I faced a problem with calling conv1d.forward in DLL on CUDA. In the following C++ code snippet line 4 ‘conv1d.forward’ crashes with stack overflow. The full CPP file (27 lines) is at the bottom of this message.

auto Net = torch::nn::Conv1d(torch::nn::Conv1dOptions(21, 2, 3));
Net->to(device);
torch::Tensor X = torch::rand({ 5,21,25 }).to(device);
torch::Tensor Y = Net->forward(X);

Having experimented on two PCs with different GPU types I found the problem is consistently reproduced if all of the following criteria are met:

  1. DLL. The same code in console EXE application runs normally.
  2. GPU/CUDA. There is no problem running the same code on CPU
  3. Convolutional layer. No problem with other layer types, e.g. linear.

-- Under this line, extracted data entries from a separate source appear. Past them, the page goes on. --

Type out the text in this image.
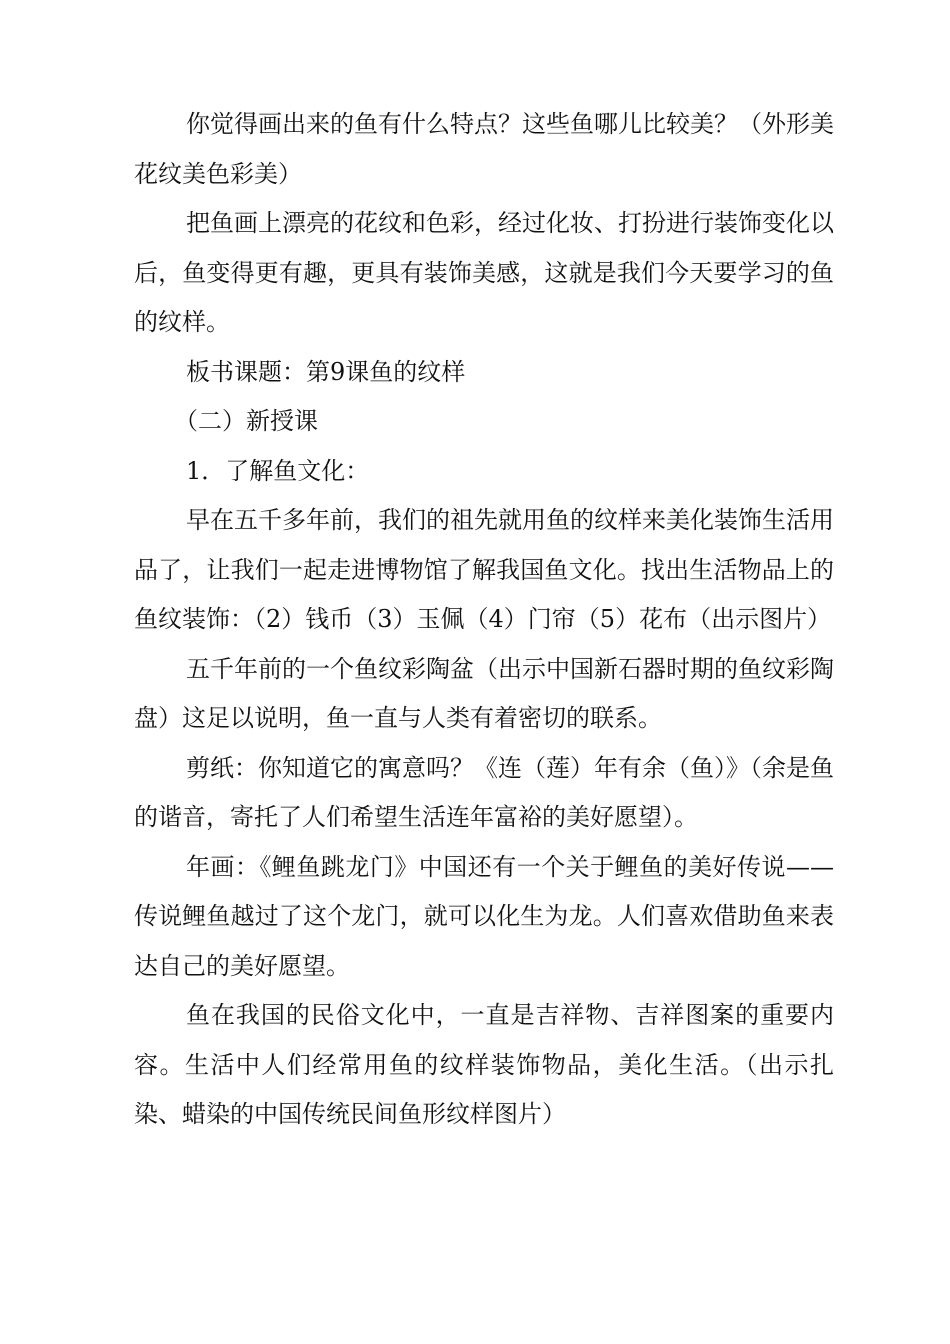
你觉得画出来的鱼有什么特点？这些鱼哪儿比较美？（外形美花纹美色彩美）

把鱼画上漂亮的花纹和色彩，经过化妆、打扮进行装饰变化以后，鱼变得更有趣，更具有装饰美感，这就是我们今天要学习的鱼的纹样。

板书课题：第9课鱼的纹样

（二）新授课

1．了解鱼文化：

早在五千多年前，我们的祖先就用鱼的纹样来美化装饰生活用品了，让我们一起走进博物馆了解我国鱼文化。找出生活物品上的鱼纹装饰：（2）钱币（3）玉佩（4）门帘（5）花布（出示图片）

五千年前的一个鱼纹彩陶盆（出示中国新石器时期的鱼纹彩陶盘）这足以说明，鱼一直与人类有着密切的联系。

剪纸：你知道它的寓意吗？《连（莲）年有余（鱼）》（余是鱼的谐音，寄托了人们希望生活连年富裕的美好愿望）。

年画：《鲤鱼跳龙门》中国还有一个关于鲤鱼的美好传说——传说鲤鱼越过了这个龙门，就可以化生为龙。人们喜欢借助鱼来表达自己的美好愿望。

鱼在我国的民俗文化中，一直是吉祥物、吉祥图案的重要内容。生活中人们经常用鱼的纹样装饰物品，美化生活。（出示扎染、蜡染的中国传统民间鱼形纹样图片）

I tried debugging DLL in Visual Studio (debugger window screenshot attached). Call stack suggests that stack overflow happens inside cudnn_cnn_infer64_8.dll module. This is part of Nvidia CUDNN library.

I am not sure if this error is part of Pytorch or Nvidia CUDNN. If anyone has any suggestion on how to resolve this please respond.


TestDLL.cpp (640 Bytes)

Hi @acheglakov ,
Can you please share the detailed logs with us?
Thanks!

UPDATE: this was my mistake. I used rundll32.exe to execute my DLL. Apparently, as rundll32 was originally designed to run Windows modules it is not suitable for custom-made DLL libraries.

My DLL runs normally if called not by rundll32.